|“||You can unlock doors, sneak past guards, climb the wall, but if you don't take out that monkey, you ain't going nowhere. You want to get out of here? GET RID OF THAT MONKEY!||„|
|~ Chatter Telephone's warning to Woody as to how the Monkey prevents Sunnyside Daycare's toys from getting out with his surveillance.|
The Monkey is a supporting antagonist in Pixar's 11th full-length animated feature film Toy Story 3.
He is a cymbal-banging Musical Jolly Chimp Monkey Toy at Sunnyside Daycare who assists Lots-o'-Huggin' Bear on monitoring the daycare to prevent any toys who defy him from escaping. He does not speak, but he does make monkey noises. He has two cymbals he can bang together.
His vocal sound effects were provided by Frank Welker, who also provided the vocal sound effects for fellow Pixar antagonists, Scud in Toy Story, Thumper in A Bug's Life, the Barracuda in Finding Nemo, and Mor'du in Brave.
The Monkey is first seen being played with by Bonnie Anderson when the much older Ms. Davis goes to Sunnyside to donate the toys and meets Bonnie's mother, and Bonnie is extremely shy to talk to Andy's mother.
During the times when Sunnyside was under Lotso's control, the Monkey has worked under Lotso as a nighttime guard watching all the security cameras in his office. Every time a toy tried to escape, the Monkey would push a button that turns on the P.A. and screeches loudly into it while banging his cymbals together repeatedly, alerting Lotso and his other nighttime guard toys to capture that toy.
When Woody returns to Sunnyside to rescue his imprisoned friends, the Chatter Telephone tells information about the Monkey to Woody, and says that he'll have to get rid of the Monkey if he wants to escape.
That night, the Monkey is busy focusing his eyes on one camera where Ken, Big Baby, and the reset Buzz have cornered Mr. Potato Head (who escaped from his cell and left a real potato in it) he didn't notice Slinky coming out of his cell in the Caterpillar Room through another camera. Woody and Slinky quietly go through the vent into the Monkey's office.
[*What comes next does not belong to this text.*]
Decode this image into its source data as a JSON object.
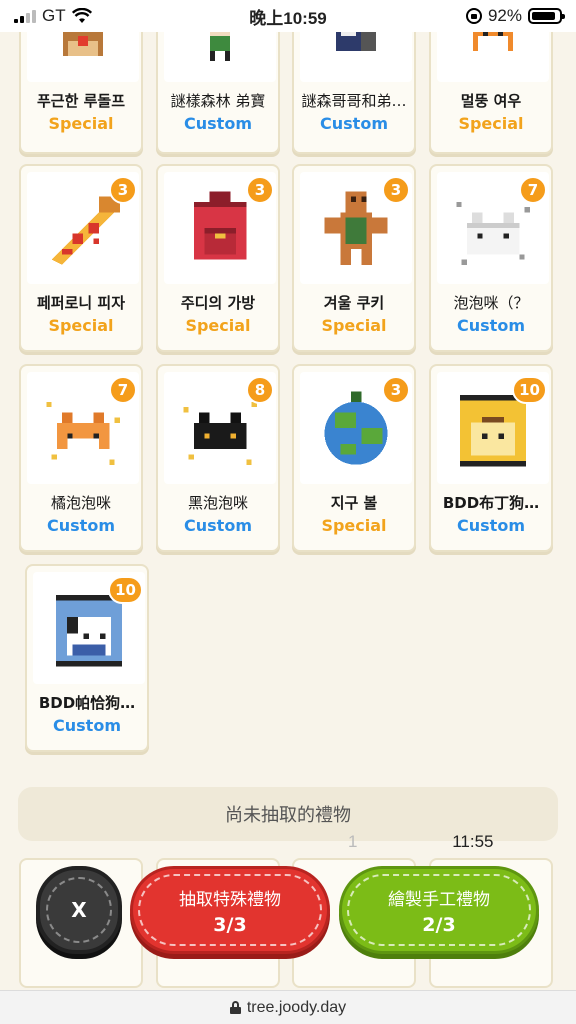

With Slinky grabbing hold of Woody and swinging him, Woody tries to put a plastic black bag over the Monkey's face, but the Monkey already noticed them, and quickly turns around and screeches at Woody, making him and Slinky fall on the Monkey due to getting startled. The Monkey and Woody both get up, and the Monkey turns and hisses at the surprised Woody and scatters off to go tell Lotso. However, before he can reach the door, Woody trips him over with his string. This then leads to a brief fight, in which the Monkey overpowers Woody by repeatedly banging his cymbals on Woody's face. Woody tells Slinky to grab a nearby scotch tape, and the Monkey screeches in horror when he turns to see Slinky charging toward him. Woody and Slinky then tie him up with the tape and lock him in a filing cabinet. Lotso's later knowledge of Woody and his friends' escaping in the first place is unrevealed, but it is likely that the Monkey freed himself or someone freed him and alerted Lotso, leading to Lotso beating the Chatter Telephone for information on Woody's whereabouts.
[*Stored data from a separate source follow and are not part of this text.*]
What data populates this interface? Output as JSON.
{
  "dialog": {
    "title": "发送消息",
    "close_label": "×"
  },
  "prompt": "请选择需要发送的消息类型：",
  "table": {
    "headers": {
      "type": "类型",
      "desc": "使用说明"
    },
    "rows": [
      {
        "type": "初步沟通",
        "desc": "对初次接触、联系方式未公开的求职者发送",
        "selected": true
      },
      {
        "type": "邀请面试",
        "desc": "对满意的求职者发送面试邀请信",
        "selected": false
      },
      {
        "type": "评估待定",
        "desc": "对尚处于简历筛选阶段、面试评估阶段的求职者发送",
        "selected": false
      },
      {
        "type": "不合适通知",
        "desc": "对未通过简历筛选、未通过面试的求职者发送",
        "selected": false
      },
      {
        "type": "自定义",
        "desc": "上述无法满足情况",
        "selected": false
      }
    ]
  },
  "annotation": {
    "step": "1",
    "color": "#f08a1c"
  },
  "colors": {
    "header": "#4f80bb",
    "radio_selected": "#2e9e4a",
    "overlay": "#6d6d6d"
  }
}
During the film credits, the Monkey has returned to his position of monitoring security cameras at night again after Sunnyside is revolutionized into a cool and groovy toy paradise by Barbie and Ken, Sunnyside's new leaders. Seeing a disco party taking place at the Butterfly Room through one of the security cameras, the Monkey, also enjoying the disco, puts on his star-shaped sunglasses, bangs his cymbals as if they were drums, and starts dancing to the music, signifying that he has reformed as well because Lotso and his tyranny are no more.
- Though the monkey typically monitors Sunnyside to ensure that prisoners are returned to their cells if they attempt to escape, he did not notice Woody attempting to do so. This is presumably because he was being played with in the Butterfly Room at the time and/or that he doesn't monitor during daytime.
- Some people have appreciated that as the security cameras filmed what was happening in Sunnyside late at night, anyone who recorded them could watch the toys move by themselves and discover that they have life. Given this, it is likely that every night after finishing his work, the Monkey will erase the recordings, or more specifically the captures of the toys moving, so that the humans will not find out.